Price is going to be a sticking point considering you’re getting a laptop-class processor with these Compute Element PCs, when you could build a Mini-ITX system that’s not much bigger with a beefier desktop CPU for the same price or even less. But you’re paying for compact size here, as the Nox Mini PC is about the same size as a high-end external GPU box.  

(Image credit: Tom's Hardware)

The simple modularity is also key. Assuming Intel will make future Compute Element cards, once your processor starts to bottleneck your graphics card or isn’t giving you the kick you need for your productivity tasks, you will be able to buy a newer Element card with a faster processor, swap over your boot drive and RAM, plug in the card alongside your GPU and be ready to go with your new CPU.

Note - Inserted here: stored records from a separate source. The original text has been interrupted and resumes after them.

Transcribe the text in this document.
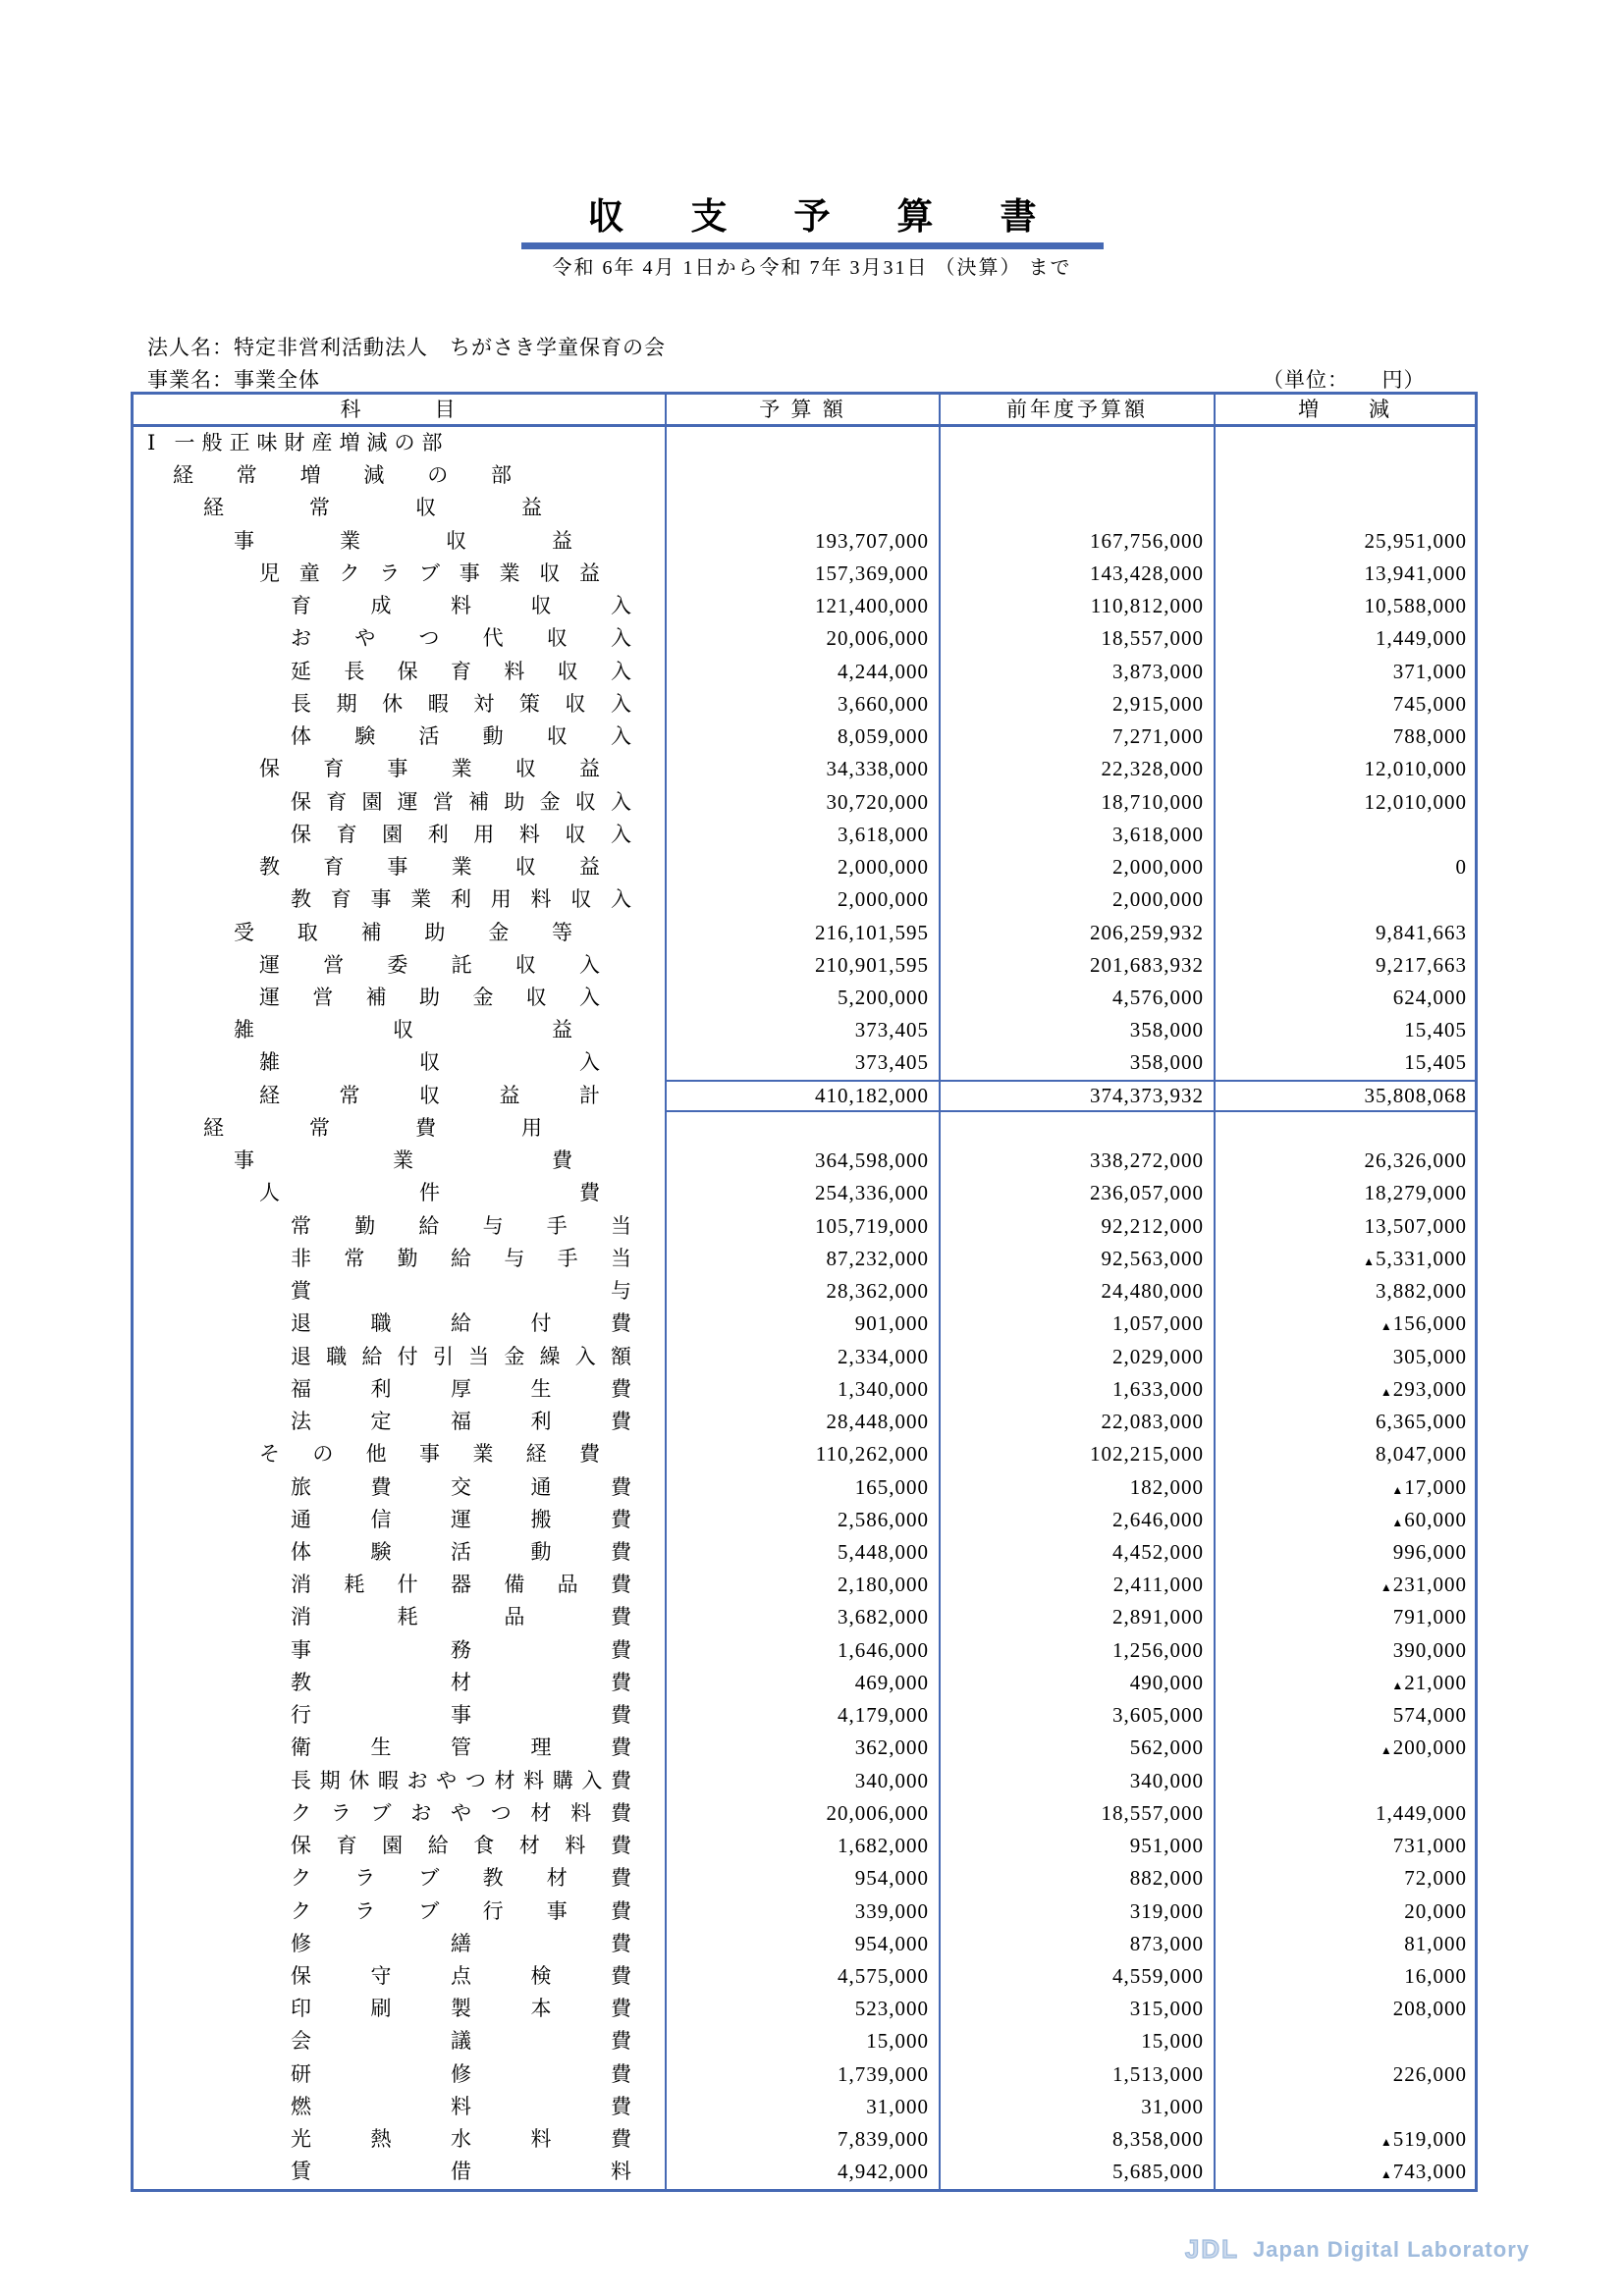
収支予算書
令和 6年 4月 1日から令和 7年 3月31日 （決算） まで
法人名：特定非営利活動法人　ちがさき学童保育の会
事業名：事業全体	（単位：　　円）
科　　　目	予 算 額	前年度予算額	増　　減
Ⅰ 一般正味財産増減の部
経常増減の部
経常収益
事業収益	193,707,000	167,756,000	25,951,000
児童クラブ事業収益	157,369,000	143,428,000	13,941,000
育成料収入	121,400,000	110,812,000	10,588,000
おやつ代収入	20,006,000	18,557,000	1,449,000
延長保育料収入	4,244,000	3,873,000	371,000
長期休暇対策収入	3,660,000	2,915,000	745,000
体験活動収入	8,059,000	7,271,000	788,000
保育事業収益	34,338,000	22,328,000	12,010,000
保育園運営補助金収入	30,720,000	18,710,000	12,010,000
保育園利用料収入	3,618,000	3,618,000
教育事業収益	2,000,000	2,000,000	0
教育事業利用料収入	2,000,000	2,000,000
受取補助金等	216,101,595	206,259,932	9,841,663
運営委託収入	210,901,595	201,683,932	9,217,663
運営補助金収入	5,200,000	4,576,000	624,000
雑収益	373,405	358,000	15,405
雑収入	373,405	358,000	15,405
経常収益計	410,182,000	374,373,932	35,808,068
経常費用
事業費	364,598,000	338,272,000	26,326,000
人件費	254,336,000	236,057,000	18,279,000
常勤給与手当	105,719,000	92,212,000	13,507,000
非常勤給与手当	87,232,000	92,563,000	▲5,331,000
賞与	28,362,000	24,480,000	3,882,000
退職給付費	901,000	1,057,000	▲156,000
退職給付引当金繰入額	2,334,000	2,029,000	305,000
福利厚生費	1,340,000	1,633,000	▲293,000
法定福利費	28,448,000	22,083,000	6,365,000
その他事業経費	110,262,000	102,215,000	8,047,000
旅費交通費	165,000	182,000	▲17,000
通信運搬費	2,586,000	2,646,000	▲60,000
体験活動費	5,448,000	4,452,000	996,000
消耗什器備品費	2,180,000	2,411,000	▲231,000
消耗品費	3,682,000	2,891,000	791,000
事務費	1,646,000	1,256,000	390,000
教材費	469,000	490,000	▲21,000
行事費	4,179,000	3,605,000	574,000
衛生管理費	362,000	562,000	▲200,000
長期休暇おやつ材料購入費	340,000	340,000
クラブおやつ材料費	20,006,000	18,557,000	1,449,000
保育園給食材料費	1,682,000	951,000	731,000
クラブ教材費	954,000	882,000	72,000
クラブ行事費	339,000	319,000	20,000
修繕費	954,000	873,000	81,000
保守点検費	4,575,000	4,559,000	16,000
印刷製本費	523,000	315,000	208,000
会議費	15,000	15,000
研修費	1,739,000	1,513,000	226,000
燃料費	31,000	31,000
光熱水料費	7,839,000	8,358,000	▲519,000
賃借料	4,942,000	5,685,000	▲743,000
JDL Japan Digital Laboratory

There’s a lot of potential in this ecosystem, and it’s refreshing to see a way for the PC industry to move past the traditional ATX/ITX form factors. We’re excited to see where these kinds of PCs go, as companies experiment with daughter boards that could allow for other components, or even angled slots for flatter, wider chassis. Cost is a big hurdle, which should come down if the platform sells well and more manufacturers get involved. 

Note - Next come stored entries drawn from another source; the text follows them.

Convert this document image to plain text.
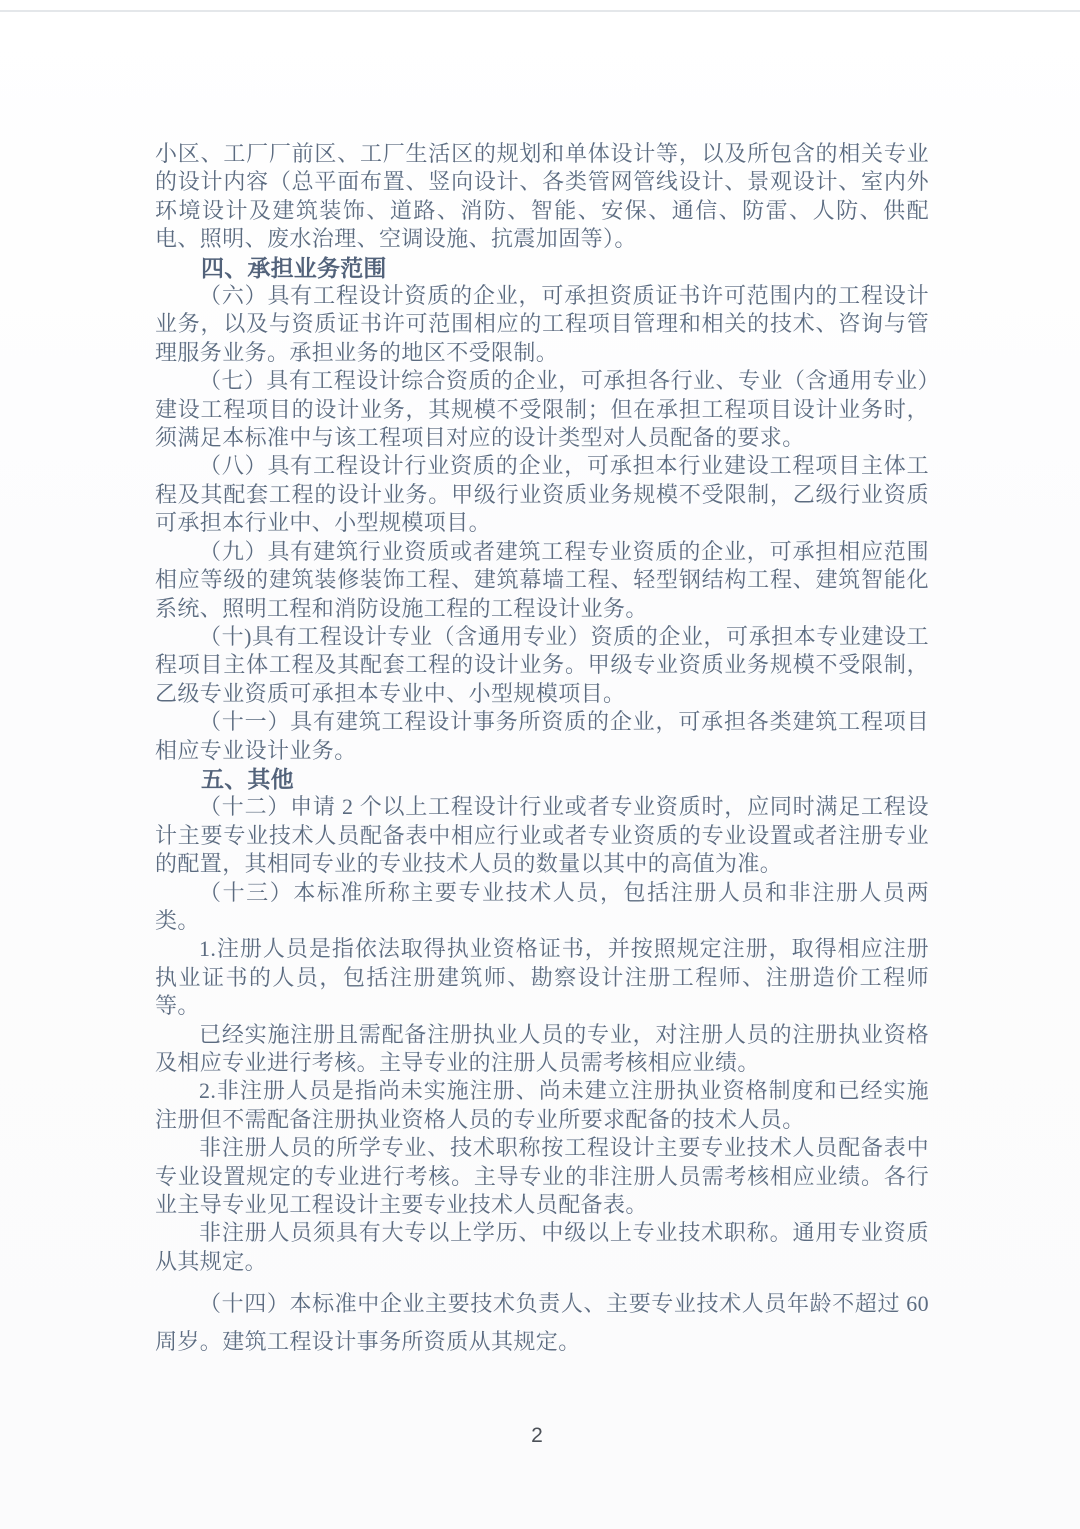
小区、工厂厂前区、工厂生活区的规划和单体设计等，以及所包含的相关专业的设计内容（总平面布置、竖向设计、各类管网管线设计、景观设计、室内外环境设计及建筑装饰、道路、消防、智能、安保、通信、防雷、人防、供配电、照明、废水治理、空调设施、抗震加固等）。

四、承担业务范围

（六）具有工程设计资质的企业，可承担资质证书许可范围内的工程设计业务，以及与资质证书许可范围相应的工程项目管理和相关的技术、咨询与管理服务业务。承担业务的地区不受限制。

（七）具有工程设计综合资质的企业，可承担各行业、专业（含通用专业）建设工程项目的设计业务，其规模不受限制；但在承担工程项目设计业务时，须满足本标准中与该工程项目对应的设计类型对人员配备的要求。

（八）具有工程设计行业资质的企业，可承担本行业建设工程项目主体工程及其配套工程的设计业务。甲级行业资质业务规模不受限制，乙级行业资质可承担本行业中、小型规模项目。

（九）具有建筑行业资质或者建筑工程专业资质的企业，可承担相应范围相应等级的建筑装修装饰工程、建筑幕墙工程、轻型钢结构工程、建筑智能化系统、照明工程和消防设施工程的工程设计业务。

（十)具有工程设计专业（含通用专业）资质的企业，可承担本专业建设工程项目主体工程及其配套工程的设计业务。甲级专业资质业务规模不受限制，乙级专业资质可承担本专业中、小型规模项目。

（十一）具有建筑工程设计事务所资质的企业，可承担各类建筑工程项目相应专业设计业务。

五、其他

（十二）申请 2 个以上工程设计行业或者专业资质时，应同时满足工程设计主要专业技术人员配备表中相应行业或者专业资质的专业设置或者注册专业的配置，其相同专业的专业技术人员的数量以其中的高值为准。

（十三）本标准所称主要专业技术人员，包括注册人员和非注册人员两类。

1.注册人员是指依法取得执业资格证书，并按照规定注册，取得相应注册执业证书的人员，包括注册建筑师、勘察设计注册工程师、注册造价工程师等。

已经实施注册且需配备注册执业人员的专业，对注册人员的注册执业资格及相应专业进行考核。主导专业的注册人员需考核相应业绩。

2.非注册人员是指尚未实施注册、尚未建立注册执业资格制度和已经实施注册但不需配备注册执业资格人员的专业所要求配备的技术人员。

非注册人员的所学专业、技术职称按工程设计主要专业技术人员配备表中专业设置规定的专业进行考核。主导专业的非注册人员需考核相应业绩。各行业主导专业见工程设计主要专业技术人员配备表。

非注册人员须具有大专以上学历、中级以上专业技术职称。通用专业资质从其规定。

（十四）本标准中企业主要技术负责人、主要专业技术人员年龄不超过 60 周岁。建筑工程设计事务所资质从其规定。

2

There doesn’t seem to be anything stopping AMD from jumping into this field either, other than the costs of tooling and manufacturing the boards. With the increased bandwidth of PCIe 4.0 baked into AMD’s latest processors, a system like this based around an AMD platform would have the potential to be a lot more powerful, versatile and expandable--and possibly more affordable.

For now though, this is an Intel-only game and we will have to see how much uptic the platform gets compared to tried-and true ATX/ITX systems. Cyberpower says its NOX Mini PC should be available, early in the second quarter.